Consumer reports of gel-filled shrimp are rising in China, according to a Chinese newspaper report.

The process of injecting gel into shrimp is an illegal method of increasing their weight so they can be sold for a premium. Reports of gel-filled shrimp have been common in China for more than a decade, but are on the rise, the Beijing News reported (via the Epoch Times).

Penaeus and tiger prawns, which are mostly imported from Southeast Asia, are the shrimp most frequently reported to be tainted with gel due to their large size, the article reported.

Shrimp sellers found by the Beijing News reporter to be selling gel-injected shrimp blamed wholesalers for the problem. The article reported the gel is typically made from a mix of collagen, animal skin and bones, but that there is a danger more harmful – and cheaper – materials are being used.

“Even if what was injected was edible gel, which may not itself be harmful, who can guarantee that the process is aseptic? ”said Liu Huiping, a member of the executive council of the Tianjin aquatic products association, told the Beijing News.

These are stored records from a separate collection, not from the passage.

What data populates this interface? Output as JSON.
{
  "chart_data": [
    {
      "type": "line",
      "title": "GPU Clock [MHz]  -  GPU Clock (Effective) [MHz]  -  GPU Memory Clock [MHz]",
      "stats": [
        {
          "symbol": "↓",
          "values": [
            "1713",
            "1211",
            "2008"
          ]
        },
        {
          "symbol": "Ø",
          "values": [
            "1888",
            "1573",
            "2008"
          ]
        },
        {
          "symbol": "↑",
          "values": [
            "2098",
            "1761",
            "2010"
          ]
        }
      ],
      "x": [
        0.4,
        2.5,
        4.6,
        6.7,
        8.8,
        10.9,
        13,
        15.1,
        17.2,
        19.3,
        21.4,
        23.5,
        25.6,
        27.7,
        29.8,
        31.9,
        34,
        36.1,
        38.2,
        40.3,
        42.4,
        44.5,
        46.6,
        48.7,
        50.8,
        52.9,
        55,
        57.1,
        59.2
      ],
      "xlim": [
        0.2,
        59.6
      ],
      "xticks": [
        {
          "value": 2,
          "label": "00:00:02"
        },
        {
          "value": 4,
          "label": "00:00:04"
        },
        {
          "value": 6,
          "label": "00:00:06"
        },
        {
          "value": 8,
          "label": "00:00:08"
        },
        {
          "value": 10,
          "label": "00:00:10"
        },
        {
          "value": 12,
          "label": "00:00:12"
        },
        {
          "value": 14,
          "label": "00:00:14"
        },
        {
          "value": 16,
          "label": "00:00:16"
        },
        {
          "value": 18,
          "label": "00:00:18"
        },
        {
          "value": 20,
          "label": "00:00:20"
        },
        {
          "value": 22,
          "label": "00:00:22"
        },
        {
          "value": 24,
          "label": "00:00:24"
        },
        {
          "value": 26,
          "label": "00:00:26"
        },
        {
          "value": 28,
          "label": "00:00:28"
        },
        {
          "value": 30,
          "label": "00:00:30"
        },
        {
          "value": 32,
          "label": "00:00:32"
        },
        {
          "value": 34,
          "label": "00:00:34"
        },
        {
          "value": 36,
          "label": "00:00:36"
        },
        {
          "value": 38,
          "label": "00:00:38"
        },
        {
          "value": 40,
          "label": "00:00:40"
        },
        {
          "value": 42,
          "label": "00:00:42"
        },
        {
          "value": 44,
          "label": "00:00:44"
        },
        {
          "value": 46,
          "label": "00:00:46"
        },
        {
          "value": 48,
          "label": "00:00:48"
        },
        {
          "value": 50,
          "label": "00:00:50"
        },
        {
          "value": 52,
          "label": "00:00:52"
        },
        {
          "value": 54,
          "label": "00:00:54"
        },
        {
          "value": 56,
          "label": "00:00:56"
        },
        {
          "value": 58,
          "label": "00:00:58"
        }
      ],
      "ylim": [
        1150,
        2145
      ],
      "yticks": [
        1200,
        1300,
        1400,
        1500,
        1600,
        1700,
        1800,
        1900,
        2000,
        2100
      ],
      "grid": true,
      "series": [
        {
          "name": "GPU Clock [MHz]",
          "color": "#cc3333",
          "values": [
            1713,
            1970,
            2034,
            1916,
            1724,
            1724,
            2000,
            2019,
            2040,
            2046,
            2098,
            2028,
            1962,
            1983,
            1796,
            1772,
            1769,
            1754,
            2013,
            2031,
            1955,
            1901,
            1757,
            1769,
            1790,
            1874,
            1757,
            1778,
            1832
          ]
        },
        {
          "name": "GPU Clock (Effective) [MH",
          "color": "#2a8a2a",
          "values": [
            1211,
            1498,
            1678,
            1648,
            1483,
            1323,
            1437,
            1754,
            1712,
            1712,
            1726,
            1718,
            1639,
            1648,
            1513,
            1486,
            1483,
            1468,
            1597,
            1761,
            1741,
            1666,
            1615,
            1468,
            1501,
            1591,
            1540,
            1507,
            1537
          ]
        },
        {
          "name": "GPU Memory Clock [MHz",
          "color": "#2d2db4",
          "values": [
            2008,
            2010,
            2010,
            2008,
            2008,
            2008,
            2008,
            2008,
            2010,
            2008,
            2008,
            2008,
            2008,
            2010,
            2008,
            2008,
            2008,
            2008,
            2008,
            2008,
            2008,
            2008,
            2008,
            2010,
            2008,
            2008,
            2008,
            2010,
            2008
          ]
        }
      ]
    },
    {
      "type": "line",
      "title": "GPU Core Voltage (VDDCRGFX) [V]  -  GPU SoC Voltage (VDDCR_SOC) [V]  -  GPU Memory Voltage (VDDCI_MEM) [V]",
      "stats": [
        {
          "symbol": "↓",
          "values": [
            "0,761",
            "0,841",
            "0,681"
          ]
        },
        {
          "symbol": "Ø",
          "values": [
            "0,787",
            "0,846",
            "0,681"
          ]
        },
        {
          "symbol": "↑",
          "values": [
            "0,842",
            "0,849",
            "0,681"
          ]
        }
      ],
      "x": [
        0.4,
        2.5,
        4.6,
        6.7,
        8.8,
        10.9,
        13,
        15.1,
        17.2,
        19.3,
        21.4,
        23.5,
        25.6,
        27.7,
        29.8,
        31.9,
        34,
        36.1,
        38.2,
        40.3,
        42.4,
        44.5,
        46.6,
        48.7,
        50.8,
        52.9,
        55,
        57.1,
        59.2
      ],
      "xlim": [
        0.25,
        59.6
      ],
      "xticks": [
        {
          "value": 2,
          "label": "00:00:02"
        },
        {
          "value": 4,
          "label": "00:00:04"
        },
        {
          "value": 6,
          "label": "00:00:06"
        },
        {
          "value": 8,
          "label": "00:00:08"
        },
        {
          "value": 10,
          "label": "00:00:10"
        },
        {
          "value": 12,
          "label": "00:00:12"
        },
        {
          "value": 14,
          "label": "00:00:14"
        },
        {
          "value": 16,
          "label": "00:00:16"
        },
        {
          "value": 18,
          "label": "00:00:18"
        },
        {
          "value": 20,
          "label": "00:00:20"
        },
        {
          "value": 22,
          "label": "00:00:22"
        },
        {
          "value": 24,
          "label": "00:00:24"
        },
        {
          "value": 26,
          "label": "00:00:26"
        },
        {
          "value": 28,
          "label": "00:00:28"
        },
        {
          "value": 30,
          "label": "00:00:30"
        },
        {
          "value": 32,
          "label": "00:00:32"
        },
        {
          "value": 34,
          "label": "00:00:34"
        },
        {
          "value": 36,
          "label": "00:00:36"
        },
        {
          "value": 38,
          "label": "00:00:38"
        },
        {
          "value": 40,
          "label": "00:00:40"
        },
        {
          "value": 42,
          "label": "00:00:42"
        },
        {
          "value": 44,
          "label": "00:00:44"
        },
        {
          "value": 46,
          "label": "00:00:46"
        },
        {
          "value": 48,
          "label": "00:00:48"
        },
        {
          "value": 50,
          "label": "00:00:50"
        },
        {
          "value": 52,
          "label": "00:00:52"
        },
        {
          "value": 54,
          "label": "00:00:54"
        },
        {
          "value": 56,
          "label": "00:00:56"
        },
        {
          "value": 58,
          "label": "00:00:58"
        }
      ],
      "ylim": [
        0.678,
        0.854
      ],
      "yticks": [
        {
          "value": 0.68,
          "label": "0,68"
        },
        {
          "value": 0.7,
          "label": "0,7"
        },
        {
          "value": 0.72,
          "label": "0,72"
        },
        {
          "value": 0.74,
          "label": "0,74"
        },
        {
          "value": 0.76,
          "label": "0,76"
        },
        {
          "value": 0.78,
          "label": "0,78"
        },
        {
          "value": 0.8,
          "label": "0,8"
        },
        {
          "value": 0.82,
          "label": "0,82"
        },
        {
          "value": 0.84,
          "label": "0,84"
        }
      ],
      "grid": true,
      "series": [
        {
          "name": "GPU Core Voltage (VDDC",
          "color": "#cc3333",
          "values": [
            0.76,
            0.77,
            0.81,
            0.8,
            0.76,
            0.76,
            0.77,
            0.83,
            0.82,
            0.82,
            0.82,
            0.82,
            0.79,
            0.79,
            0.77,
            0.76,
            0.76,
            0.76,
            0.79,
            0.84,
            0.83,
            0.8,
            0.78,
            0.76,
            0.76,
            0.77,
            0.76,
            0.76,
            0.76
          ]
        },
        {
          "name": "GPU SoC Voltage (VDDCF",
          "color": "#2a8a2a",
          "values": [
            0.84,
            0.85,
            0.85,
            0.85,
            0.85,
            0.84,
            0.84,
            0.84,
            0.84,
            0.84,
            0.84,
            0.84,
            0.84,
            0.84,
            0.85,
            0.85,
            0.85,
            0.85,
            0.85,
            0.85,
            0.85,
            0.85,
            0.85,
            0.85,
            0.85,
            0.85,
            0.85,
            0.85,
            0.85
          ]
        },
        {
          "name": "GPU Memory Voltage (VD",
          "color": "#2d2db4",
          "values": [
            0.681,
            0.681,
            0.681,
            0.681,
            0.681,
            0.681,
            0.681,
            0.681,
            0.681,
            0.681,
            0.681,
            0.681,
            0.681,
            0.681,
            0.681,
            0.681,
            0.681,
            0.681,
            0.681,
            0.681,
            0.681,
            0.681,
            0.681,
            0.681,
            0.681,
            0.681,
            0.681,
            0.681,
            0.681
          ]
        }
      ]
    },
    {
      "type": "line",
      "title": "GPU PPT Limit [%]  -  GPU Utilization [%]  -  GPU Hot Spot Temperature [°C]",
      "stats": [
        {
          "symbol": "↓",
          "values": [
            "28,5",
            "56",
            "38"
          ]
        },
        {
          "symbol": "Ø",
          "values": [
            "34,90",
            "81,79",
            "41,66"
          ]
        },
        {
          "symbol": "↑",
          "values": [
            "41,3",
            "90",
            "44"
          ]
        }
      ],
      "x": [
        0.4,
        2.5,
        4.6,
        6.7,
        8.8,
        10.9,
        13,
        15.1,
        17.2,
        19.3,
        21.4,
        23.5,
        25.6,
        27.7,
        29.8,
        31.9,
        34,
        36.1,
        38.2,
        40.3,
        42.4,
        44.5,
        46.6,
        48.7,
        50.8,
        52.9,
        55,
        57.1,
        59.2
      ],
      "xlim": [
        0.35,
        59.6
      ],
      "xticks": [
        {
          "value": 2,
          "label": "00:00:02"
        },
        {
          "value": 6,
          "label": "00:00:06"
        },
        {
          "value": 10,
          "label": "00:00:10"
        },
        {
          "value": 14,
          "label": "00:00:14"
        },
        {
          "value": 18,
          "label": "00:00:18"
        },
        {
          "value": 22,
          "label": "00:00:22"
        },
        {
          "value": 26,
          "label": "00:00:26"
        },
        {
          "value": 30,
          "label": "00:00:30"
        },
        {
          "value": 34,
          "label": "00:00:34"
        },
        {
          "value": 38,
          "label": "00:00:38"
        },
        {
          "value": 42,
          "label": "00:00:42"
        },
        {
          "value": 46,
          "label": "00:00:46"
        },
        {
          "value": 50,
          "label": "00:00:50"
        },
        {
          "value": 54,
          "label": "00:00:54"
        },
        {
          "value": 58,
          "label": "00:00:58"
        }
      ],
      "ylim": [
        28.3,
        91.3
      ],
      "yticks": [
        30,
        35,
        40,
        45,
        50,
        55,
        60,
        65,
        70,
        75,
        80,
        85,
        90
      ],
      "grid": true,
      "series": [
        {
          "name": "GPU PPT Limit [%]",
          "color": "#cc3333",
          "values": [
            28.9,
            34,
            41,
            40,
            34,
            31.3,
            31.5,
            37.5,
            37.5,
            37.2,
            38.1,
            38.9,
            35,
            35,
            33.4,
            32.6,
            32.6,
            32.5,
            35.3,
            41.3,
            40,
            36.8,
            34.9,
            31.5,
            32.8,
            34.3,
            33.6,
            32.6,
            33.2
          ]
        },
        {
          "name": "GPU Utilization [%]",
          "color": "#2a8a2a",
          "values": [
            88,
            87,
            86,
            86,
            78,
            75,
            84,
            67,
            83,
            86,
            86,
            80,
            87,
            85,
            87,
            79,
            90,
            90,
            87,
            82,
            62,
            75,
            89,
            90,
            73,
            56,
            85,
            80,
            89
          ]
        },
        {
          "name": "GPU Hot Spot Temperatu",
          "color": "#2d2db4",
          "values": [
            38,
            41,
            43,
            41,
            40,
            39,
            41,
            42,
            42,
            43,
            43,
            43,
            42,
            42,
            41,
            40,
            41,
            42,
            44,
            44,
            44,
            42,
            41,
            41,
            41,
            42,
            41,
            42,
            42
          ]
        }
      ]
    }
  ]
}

Sea horses and sea cucumbers have also found to be injected with gelatin, according to a 2015 report by China’s People Daily.

Little is being done to combat the problem, according to the Beijing News article. Cui Hongtao, the deputy director of administration for industry and commerce in the seaport of Tianjin, told Beijing News that the administration for Industry and Commerce only accepts products for investigation that have already failed the Agricultural Department’s examination.

China is the third largest exporter of seafood to the United States. China exported more than USD 175 million (EUR 157 million) worth of shrimp to the U.S. in 2016.